Monument or workshop of democracy? Westminster’s £40bn conundrum

The crumbling Palace is too important to be left to rot, but heritage alone can’t justify a full restoration.

Built between 1840 and 1876, the Palace of Westminster’s heritage value and function are intertwined. Image: David Iliff | Dreamstime.com

In the early months of 2026, MPs and peers were presented with a stark choice: Commit up to £40bn on a restoration project stretching out as far as 61 years, or risk an increasingly dangerous and dysfunctional Palace of Westminster. 

The debate isn’t just about money and logistics. At its heart lies a deeper question: Is Parliament a working building or a heritage monument?

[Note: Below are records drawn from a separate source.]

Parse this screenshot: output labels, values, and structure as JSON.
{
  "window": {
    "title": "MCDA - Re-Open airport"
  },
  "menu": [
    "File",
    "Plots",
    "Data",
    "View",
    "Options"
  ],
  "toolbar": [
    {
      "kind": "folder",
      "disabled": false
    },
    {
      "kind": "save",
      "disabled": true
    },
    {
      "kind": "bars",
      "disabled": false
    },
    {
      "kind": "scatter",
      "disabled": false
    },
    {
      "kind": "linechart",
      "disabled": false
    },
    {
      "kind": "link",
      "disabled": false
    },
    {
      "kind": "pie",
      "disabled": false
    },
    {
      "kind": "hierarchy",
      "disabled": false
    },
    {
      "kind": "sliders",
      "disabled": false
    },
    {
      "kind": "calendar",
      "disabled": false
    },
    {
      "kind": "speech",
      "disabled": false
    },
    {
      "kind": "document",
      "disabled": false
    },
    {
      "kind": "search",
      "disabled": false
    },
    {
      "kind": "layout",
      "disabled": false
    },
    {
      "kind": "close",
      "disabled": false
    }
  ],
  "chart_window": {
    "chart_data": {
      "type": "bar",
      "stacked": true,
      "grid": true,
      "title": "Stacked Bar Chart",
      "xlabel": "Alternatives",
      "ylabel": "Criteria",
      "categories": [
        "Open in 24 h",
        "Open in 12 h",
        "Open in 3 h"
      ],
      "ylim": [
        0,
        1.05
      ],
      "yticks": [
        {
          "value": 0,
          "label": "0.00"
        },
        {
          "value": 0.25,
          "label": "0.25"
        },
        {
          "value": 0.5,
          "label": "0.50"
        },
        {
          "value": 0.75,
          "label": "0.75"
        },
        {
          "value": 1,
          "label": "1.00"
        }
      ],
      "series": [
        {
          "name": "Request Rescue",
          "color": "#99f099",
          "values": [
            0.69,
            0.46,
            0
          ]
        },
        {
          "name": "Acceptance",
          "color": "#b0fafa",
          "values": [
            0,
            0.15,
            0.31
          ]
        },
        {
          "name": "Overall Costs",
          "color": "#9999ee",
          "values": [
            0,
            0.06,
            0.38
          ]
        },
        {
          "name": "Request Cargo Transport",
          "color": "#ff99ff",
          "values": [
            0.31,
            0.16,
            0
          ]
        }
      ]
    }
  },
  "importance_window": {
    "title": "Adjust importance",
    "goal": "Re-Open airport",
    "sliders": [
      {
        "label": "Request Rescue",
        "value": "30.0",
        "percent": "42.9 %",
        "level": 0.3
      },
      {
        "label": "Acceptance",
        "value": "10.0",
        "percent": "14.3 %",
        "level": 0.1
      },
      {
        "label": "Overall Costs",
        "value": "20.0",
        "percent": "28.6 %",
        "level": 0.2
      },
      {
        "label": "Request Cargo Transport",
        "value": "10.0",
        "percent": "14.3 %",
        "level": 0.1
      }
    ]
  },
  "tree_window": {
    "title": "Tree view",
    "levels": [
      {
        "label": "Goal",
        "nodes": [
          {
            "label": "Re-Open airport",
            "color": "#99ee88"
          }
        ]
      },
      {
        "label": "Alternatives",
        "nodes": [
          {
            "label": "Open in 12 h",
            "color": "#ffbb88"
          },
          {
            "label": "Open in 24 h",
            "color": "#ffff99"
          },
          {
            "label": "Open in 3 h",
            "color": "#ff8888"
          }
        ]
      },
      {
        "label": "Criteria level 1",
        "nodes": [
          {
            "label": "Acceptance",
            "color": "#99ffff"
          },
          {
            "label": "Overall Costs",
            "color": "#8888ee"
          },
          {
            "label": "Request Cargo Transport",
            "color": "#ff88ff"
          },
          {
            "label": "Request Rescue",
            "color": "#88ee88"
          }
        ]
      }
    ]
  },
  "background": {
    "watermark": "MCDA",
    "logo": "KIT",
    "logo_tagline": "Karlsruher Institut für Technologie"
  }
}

And how should society position and fund such a structure in the 21st century?

Because while the Palace of Westminster is a Unesco World Heritage Site and an iconic symbol of British democracy, it’s first and foremost the seat of a functioning legislature.

MPs and Lords must debate, scrutinise and legislate. Their workplace must be safe, efficient and fit for modern governance. Yet the building itself was never designed for the demands of today’s legislative state.

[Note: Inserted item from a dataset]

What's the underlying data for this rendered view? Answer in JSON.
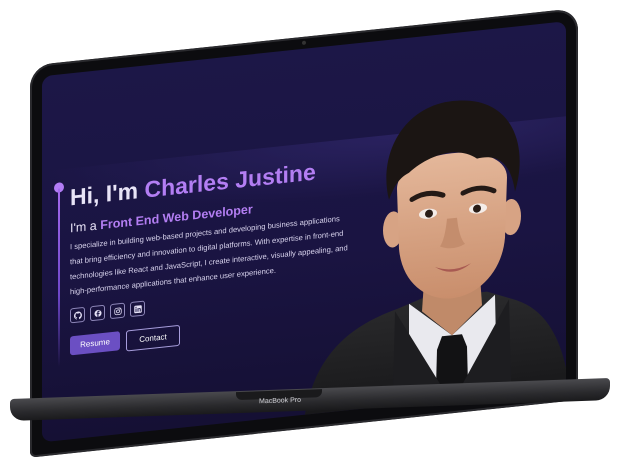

Much of its fabric dates to the Victorian era and is now crumbling. Outdated wiring, asbestos hazards and persistent leaks plague the estate. The cost of patch-and-mend maintenance reportedly amounts to £1.5m a week. 

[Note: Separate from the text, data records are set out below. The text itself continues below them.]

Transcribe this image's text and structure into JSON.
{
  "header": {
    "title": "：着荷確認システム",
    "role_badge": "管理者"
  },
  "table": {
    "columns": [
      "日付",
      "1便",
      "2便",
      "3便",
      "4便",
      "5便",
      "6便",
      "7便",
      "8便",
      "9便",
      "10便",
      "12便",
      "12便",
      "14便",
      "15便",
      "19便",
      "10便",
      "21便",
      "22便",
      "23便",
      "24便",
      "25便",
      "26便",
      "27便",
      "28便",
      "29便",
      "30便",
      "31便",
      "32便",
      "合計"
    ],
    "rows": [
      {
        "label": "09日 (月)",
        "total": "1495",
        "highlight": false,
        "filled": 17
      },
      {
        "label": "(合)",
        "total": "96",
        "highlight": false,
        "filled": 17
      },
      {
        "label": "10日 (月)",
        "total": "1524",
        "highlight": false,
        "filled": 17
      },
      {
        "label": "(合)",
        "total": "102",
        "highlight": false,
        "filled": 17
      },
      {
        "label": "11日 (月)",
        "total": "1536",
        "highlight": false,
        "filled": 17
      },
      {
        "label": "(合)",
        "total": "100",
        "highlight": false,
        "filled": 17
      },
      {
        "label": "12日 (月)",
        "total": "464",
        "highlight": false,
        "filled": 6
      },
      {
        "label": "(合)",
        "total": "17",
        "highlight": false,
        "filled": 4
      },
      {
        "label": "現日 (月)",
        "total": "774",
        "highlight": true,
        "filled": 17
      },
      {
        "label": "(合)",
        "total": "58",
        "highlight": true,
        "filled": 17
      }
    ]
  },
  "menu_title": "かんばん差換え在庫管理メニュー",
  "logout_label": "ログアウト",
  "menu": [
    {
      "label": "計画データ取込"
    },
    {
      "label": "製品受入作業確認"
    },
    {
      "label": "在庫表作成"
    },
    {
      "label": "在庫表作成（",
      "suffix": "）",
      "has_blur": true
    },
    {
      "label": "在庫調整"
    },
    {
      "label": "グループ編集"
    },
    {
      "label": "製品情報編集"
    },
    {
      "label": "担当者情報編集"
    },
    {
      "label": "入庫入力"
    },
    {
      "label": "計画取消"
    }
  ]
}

The optics of spending eyewatering sums on heraldic stonework and heritage restoration, particularly in an era of squeezed public services, inflames public frustration.

Some critics argue that Westminster has become a heritage monument propped up at taxpayers’ expense rather than a streamlined working space for democracy.

But that’s a false dichotomy.

The building’s heritage value and its function are intertwined. One enhances the legitimacy of the other. Its historic significance draws visitors from around the world and its symbolism underpins Britain’s cultural influence.

Are we the only ones?

But is this exclusively a Westminster problem? How are other nations handling equivalent pressures?

Across Europe, parliaments face similar challenges but often with very different approaches to funding and positioning.

In Brussels, the European Parliament’s PaulHenri Spaak building in the EU quarter is set for a significant renovation with a budget of around €455m spread over several years to catch up with safety, security and environmental standards – not so much a nostalgia-fest as an incremental investment to keep the building functioning sustainably.

Central European nations offer instructive models, too.

Austria’s Parliament renovation, completed on schedule with agreement across parties, avoided astronomical overruns by setting clear, focused objectives and adhering to disciplined project management.

Researchers highlight the relatively modest total cost (estimated to be in the low hundreds of millions of euros) and the importance of transparent budgeting and political consensus. 

France, Spain and Germany don’t have direct analogues to the Westminster problem in terms of a single iconic national legislature crumbling, but they grapple with heritage funding at scale.

In France, national and local heritage preservation budgets are frequently stretched, leading to calls for deeper public-private engagement and heritage lotteries to supplement state expenditure. 

Across Europe, EU support for cultural heritage and adaptive building reuse reflects a move to integrate conservation with economic and environmental objectives.

Heritage buildings still have a job to do

The lesson from these examples is clear: heritage need not drag public finances into perpetual deficit, but nor should historic buildings be left to rot while governments punt the problem down the road.

Perhaps the fundamental rethinking needed is not just how much we spend, but how we frame that spending.

First, let’s reposition Westminster not as a static museum of parliamentary history, but as a working environment that respects its heritage while equipping itself for the future. Renovation should prioritise safety, accessibility, energy efficiency and digital functionality not ornamental excess.

Second, broaden the funding model. Relying solely on Treasury allocations entrenches the perception of “propping up another old institution”. Instead, why not explore a mosaic of funding sources including targeted levies linked to heritage tourism, private sponsorships tied to educational programmes and more.

Third, we need to adopt rigorous governance and oversight structures that emulate the best practice project management seen in other European refurbishment projects. We need clear deliverables, transparent budgeting, and cross-party parliamentary backing.

In the end, we face a paradox: Westminster is too important to be left in its current state, but heritage alone can’t justify a full restoration.

Parliament should be a workplace that honours history, not a museum that occasionally hosts legislators.